Bus monitor bullies suspended from school, bus

Posted on July 3, 2012

GREECE, N.Y. — The families of four students who participated in the taunting of bus monitor Karen Klein have agreed to one-year suspensions from school and from regular bus transportation for the students after meeting with school and district administrators last week.

As previously reported, a video of the students harassing Klein on board a bus went viral after it was posted on YouTube, and the district announced that disciplinary action would be taken.

During the 2012-13 school year, the students will be transferred to the district Reengagement Center, an alternative education program that keeps middle school students on track academically while providing a structured opportunity for students to take responsibility for their actions by completing community service hours and receiving formal instruction related to conduct and behavior. Officials said the program includes a strong parent involvement component.

Each student will be required to complete 50 hours of community service with senior citizens and will complete a formal program in bullying prevention, respect and responsibility. In accordance with district policy, if at 30 weeks into the school year the students have completed the conditions of their discipline and are in good standing at the Reengagement Center, they can apply for early readmission to Athena Middle School.

Officials said that school districts are usually unable to announce the exact discipline students receive for violations of the code of conduct. It was possible in this case because each of the students involved admitted to wrongdoing, accepted the recommended consequences and agreed to permit the district to publicly release the terms of their disciplinary action. The parents and students in this case reportedly cooperated fully with the district investigation and with the Greece Police Department investigation.

This summer, Greece Central School District staff, including transportation employees, will continue to take part in previously scheduled bullying prevention trainings. The trainings will include information on New York state’s Dignity for All Students Act, requiring schools to provide a safe and supportive environment free from discrimination, intimidation, taunting, harassment and bullying on school property, on school buses and at school functions.

Officials also said that Greece Central School District remains committed to bullying prevention efforts through full implementation of Positive Behavioral Interventions and Supports in all schools and the Olweus Bullying Prevention model.

In 2011, the district established and posted on its website a clear bullying reporting process that identifies trained staff in each school for parents and students to work with to address bullying and harassment if it occurs. This process will be more highly publicized throughout the district.

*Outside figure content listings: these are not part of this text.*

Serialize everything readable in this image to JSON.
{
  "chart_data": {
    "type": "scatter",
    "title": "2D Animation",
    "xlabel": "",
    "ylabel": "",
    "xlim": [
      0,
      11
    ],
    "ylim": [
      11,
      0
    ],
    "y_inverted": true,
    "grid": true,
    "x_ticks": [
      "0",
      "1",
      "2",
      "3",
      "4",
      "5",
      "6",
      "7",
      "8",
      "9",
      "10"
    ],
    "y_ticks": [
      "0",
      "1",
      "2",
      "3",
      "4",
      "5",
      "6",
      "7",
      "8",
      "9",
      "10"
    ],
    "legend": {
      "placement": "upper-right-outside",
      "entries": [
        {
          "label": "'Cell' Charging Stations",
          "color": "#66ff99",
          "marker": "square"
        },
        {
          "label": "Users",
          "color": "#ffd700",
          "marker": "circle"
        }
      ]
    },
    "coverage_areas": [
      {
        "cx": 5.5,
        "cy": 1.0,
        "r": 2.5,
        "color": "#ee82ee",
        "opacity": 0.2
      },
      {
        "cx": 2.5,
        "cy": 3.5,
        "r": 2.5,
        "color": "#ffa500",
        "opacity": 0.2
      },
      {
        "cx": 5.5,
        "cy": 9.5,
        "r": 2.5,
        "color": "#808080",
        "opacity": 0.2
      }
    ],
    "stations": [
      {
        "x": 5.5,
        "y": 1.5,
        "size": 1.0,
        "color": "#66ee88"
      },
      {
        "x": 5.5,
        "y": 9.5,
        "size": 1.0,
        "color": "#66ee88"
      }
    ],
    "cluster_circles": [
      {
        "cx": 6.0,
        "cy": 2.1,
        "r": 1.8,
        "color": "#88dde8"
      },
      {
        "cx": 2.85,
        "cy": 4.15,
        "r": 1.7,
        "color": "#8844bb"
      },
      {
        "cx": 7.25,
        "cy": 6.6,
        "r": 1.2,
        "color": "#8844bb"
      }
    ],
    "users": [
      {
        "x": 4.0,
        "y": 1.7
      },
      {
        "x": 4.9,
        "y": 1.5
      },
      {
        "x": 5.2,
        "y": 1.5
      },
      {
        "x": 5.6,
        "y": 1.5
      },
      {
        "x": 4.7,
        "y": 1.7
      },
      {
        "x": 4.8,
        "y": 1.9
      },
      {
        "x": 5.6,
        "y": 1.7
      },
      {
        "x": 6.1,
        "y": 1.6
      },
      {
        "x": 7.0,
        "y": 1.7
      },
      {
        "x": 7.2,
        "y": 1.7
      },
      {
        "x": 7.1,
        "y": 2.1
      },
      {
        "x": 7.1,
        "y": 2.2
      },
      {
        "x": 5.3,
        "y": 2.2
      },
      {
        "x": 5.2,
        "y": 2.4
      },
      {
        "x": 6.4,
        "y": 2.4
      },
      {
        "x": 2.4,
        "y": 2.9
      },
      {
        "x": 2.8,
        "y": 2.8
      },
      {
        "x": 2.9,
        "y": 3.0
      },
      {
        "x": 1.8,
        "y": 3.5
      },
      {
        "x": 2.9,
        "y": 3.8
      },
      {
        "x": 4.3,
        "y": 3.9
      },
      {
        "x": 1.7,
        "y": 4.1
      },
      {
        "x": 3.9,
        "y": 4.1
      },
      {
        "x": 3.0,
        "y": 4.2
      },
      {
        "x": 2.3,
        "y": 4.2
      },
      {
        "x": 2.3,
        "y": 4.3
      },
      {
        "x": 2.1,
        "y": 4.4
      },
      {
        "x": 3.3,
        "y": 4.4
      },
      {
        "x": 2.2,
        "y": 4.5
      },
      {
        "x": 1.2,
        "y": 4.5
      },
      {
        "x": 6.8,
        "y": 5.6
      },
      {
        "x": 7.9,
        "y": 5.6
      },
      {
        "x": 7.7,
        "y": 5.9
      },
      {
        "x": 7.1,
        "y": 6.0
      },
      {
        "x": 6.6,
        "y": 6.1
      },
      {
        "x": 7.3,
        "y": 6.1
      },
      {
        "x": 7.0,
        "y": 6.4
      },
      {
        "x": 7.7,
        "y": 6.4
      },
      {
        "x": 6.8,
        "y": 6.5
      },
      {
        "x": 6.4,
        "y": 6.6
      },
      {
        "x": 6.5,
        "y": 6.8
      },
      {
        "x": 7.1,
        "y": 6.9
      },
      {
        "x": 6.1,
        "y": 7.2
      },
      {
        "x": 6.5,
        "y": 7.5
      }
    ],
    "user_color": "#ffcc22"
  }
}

Moreover, the district is currently completing an internal review of policies, training, reporting and appeals protocols to ensure clear steps that employees and students can take to combat bullying and behavior that cultivates a negative environment of disrespect.

Related Topics: bullying, New York

Comments ( 7 )
  • Stephen Dawson

     | about 6 years ago

    I agree with Laura's comments below that it just goes on and on and it does stay the same. As most of you know, much worse things happen than taunting monitors and it happens frequently throughout the United States. I guess bus drivers do not have the same clout as the airlines. If this were to take place on airlines, the culprits would not only be booted off the plane, but more than likely be charged with criminal acts. The traveling public does not tolerate the same behavior that bus drivers. Since the bus driver is usually the only adult on the bus, government, school officials and the general public has no idea what goes on and if they do they think the bus driver, who often has up to three classroom loads of students, is supposed to handle all the noise and distraction WHILE the are maneuvering a large vehicle safely in traffic. I guess bus drivers do not have the same clout as airline personnel. The point is, safety and behavior are important matters, whether on an airline or on a school bus. Student behavior and noise has been and continues to be a on-going problem. If members of Congress's children rode our public school buses, I think there would probably be action taken quite promptly.